Mendengar penuturan ini, bertitik air mata dari kedua mata Ma Hoa karena terharu dan girangnya. Sekarang pengharapannya terkabul semua. Seluruh kawan-kawannya telah selamat dan terlepas dari bahaya. Demikian pun Kwee An dan Nelayan Cengeng. Mereka berempat itu sama sekali tidak tahu bahwa telah terjadi peristiwa hebat di Gua Tengkorak yang membuat Lin Lin terluka dan terancam jiwanya!

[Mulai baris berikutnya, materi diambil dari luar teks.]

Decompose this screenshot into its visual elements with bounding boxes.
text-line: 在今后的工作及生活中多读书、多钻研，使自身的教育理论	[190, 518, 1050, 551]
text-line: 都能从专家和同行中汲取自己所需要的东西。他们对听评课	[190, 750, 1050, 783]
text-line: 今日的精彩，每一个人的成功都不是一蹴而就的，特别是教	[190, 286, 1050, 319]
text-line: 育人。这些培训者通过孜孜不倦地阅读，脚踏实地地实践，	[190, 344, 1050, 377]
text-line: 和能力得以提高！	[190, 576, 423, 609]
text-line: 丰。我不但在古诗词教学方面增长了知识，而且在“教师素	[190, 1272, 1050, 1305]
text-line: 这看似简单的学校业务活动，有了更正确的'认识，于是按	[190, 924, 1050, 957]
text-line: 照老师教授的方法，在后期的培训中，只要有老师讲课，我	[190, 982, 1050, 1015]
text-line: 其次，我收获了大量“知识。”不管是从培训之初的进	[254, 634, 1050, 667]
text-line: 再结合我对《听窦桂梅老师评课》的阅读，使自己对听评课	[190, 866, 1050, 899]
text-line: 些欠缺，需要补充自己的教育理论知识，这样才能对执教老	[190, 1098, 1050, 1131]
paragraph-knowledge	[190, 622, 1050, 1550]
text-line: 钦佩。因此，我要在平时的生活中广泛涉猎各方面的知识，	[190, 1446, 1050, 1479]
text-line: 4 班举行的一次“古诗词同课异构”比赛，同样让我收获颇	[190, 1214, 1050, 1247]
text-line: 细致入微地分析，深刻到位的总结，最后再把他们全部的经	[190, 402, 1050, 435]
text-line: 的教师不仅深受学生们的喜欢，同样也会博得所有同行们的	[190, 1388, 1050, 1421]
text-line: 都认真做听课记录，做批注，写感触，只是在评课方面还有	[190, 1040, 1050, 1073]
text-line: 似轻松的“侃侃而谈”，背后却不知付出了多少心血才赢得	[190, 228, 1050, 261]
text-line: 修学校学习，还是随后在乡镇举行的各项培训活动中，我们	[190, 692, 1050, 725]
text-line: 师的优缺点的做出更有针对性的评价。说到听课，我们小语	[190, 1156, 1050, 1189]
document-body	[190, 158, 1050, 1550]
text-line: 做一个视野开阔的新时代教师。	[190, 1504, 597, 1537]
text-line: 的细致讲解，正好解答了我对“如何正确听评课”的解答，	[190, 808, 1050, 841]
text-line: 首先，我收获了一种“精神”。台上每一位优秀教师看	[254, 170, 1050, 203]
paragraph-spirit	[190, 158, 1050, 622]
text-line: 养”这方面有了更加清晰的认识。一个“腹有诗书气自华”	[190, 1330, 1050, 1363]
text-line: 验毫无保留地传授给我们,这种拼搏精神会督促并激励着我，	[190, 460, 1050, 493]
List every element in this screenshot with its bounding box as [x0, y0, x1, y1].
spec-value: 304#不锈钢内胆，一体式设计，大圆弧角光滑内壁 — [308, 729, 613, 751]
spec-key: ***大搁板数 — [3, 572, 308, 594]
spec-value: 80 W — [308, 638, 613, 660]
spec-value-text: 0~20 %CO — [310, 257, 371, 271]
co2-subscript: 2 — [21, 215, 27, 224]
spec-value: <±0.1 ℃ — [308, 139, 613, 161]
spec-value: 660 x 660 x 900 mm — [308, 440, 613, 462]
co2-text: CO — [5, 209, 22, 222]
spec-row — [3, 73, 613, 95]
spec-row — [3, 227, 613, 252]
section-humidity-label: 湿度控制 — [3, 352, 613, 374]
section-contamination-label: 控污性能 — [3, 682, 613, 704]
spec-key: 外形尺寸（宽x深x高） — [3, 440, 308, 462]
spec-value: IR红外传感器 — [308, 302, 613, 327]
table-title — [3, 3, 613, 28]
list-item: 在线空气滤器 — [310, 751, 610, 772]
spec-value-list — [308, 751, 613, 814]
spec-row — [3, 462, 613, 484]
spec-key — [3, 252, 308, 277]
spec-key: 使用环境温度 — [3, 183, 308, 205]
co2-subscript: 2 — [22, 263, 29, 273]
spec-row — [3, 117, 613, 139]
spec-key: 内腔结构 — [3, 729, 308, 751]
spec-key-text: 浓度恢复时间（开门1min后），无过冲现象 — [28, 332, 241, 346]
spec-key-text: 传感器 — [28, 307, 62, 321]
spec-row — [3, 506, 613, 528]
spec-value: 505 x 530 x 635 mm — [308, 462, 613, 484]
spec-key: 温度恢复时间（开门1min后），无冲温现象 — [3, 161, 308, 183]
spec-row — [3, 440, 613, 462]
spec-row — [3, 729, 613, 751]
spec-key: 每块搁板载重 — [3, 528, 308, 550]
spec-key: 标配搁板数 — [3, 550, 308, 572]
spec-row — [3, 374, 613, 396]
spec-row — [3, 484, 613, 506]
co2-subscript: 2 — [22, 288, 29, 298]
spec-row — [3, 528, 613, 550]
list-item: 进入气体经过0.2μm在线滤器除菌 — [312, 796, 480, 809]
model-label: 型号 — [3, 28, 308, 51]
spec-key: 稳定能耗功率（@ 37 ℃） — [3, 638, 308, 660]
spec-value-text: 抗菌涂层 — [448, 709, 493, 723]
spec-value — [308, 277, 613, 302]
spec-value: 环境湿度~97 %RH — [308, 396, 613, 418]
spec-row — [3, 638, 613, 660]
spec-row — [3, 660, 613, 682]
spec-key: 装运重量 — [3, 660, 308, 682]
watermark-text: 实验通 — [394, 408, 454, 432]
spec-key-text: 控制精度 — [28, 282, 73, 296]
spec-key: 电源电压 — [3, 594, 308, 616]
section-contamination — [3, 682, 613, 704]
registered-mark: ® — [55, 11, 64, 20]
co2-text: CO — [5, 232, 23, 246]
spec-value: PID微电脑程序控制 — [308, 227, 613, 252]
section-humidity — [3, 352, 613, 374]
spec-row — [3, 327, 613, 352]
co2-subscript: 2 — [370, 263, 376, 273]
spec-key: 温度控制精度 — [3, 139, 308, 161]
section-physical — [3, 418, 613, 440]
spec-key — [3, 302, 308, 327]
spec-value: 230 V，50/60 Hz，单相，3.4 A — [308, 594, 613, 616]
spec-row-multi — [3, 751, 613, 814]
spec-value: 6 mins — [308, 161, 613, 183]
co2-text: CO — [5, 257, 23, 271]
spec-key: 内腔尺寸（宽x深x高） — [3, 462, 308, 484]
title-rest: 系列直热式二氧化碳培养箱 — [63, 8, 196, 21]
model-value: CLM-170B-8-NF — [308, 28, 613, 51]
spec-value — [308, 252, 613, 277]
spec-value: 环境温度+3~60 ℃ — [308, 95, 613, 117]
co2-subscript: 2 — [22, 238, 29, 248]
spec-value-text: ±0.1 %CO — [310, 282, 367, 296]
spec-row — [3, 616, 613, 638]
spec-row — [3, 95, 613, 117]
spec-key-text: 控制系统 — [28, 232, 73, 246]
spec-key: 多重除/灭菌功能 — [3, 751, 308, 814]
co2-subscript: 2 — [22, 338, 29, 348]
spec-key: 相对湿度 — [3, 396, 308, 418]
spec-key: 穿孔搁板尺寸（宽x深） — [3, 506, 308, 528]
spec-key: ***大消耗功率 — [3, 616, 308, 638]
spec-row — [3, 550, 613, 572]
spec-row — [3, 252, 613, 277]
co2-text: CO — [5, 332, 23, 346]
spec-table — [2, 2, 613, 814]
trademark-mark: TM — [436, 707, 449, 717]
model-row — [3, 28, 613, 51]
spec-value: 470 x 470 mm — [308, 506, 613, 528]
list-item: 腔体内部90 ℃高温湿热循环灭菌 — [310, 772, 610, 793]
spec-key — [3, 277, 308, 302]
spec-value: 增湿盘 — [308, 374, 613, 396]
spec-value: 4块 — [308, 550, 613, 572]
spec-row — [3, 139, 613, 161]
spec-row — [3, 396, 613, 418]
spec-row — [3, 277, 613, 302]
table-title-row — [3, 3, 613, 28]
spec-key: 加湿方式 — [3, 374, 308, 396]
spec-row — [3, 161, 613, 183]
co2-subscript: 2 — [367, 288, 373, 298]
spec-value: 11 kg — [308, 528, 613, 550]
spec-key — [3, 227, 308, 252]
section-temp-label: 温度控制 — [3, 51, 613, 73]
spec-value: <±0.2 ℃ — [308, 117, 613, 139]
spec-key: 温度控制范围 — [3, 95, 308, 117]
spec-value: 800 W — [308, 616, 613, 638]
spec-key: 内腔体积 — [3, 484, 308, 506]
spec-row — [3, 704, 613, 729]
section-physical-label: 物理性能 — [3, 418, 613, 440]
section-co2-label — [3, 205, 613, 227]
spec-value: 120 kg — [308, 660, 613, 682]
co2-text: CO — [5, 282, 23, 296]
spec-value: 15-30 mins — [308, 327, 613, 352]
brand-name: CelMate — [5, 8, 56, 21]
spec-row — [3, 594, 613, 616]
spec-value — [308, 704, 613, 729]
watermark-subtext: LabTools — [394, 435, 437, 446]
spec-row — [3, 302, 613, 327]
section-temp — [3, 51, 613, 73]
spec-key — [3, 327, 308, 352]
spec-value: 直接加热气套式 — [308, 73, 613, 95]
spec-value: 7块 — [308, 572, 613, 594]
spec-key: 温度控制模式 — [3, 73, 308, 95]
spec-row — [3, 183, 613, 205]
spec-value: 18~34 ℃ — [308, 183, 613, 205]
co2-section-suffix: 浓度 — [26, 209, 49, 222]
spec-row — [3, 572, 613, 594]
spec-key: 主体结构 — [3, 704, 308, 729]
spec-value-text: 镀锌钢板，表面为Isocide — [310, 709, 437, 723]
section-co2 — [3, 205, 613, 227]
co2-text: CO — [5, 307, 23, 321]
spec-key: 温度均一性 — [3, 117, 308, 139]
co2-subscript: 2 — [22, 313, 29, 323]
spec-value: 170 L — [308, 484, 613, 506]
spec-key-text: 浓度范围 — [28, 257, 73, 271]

“Kini tugas kita cari-mencari ini telah selesai karena orang-orang yang dicari telah ditemukan,” kata Nelayan Cengeng. “Akan tetapi kita harus melindungi Yo Se Pu dari bahaya dan juga, karena menurut penuturan Ang I Niocu tadi bahwa Cin Hai akan kembali kesini dan Ang I Niocu sendiri ditugaskan menjaga gua tempat harta pusaka, kita semua lebih baik untuk sementara waktu tinggal disini, menanti datangnya Cin Hai untuk kemudian bersama-sama kembali ke timur.”

Semua orang menyetujui usul ini dan setelah Yousuf selesai mengurus semua kawan dan lawan yang terluka dan tewas, ia pun lalu datang dan saling menceritakan pengalaman masing-masing.

Nelayan Cengeng dan yang lain-lain mencoba seberapa dapat untuk menghibur hati Yousuf yang masih berduka karena kematian gurunya dan banyak kawan-kawannya.

“Sesungguhnya, tentang kematian tak kusedihkan benar karena soal itu bukanlah soal yang aneh dan harus disesalkan. Yang membuat hatiku berduka ialah adanya perpecahan dan permusuhan diantara bangsa sendiri. Baiknya kalian membawa berita bahwa anakku Lin Lin sudah diselamatkan dan bahkan kini memperdalam ilmu kepandaian di bawah pimpinan Bu Pun Su, kalau tidak, tentu aku akan makin gelisah dan cemas saja.”

Demikianlah, mereka bertempat tinggal di kampung Yousuf dan kawan-kawannya itu sehingga pengikut Pangeran Muda tidak berani datang untuk bermain gila lagi. Hampir tiga atau empat kali sehari Ang I Niocu menyelidiki keadaan gua itu, menjaga dan memeriksa kalau-kalau ada orang yang mengetahui tempat itu. Kadang-kadang ia pergi seorang diri, tidak jarang ditemani oleh Ma Hoa, bahkan beberapa kali Kwee An dan Nelayan Cengeng juga ikut.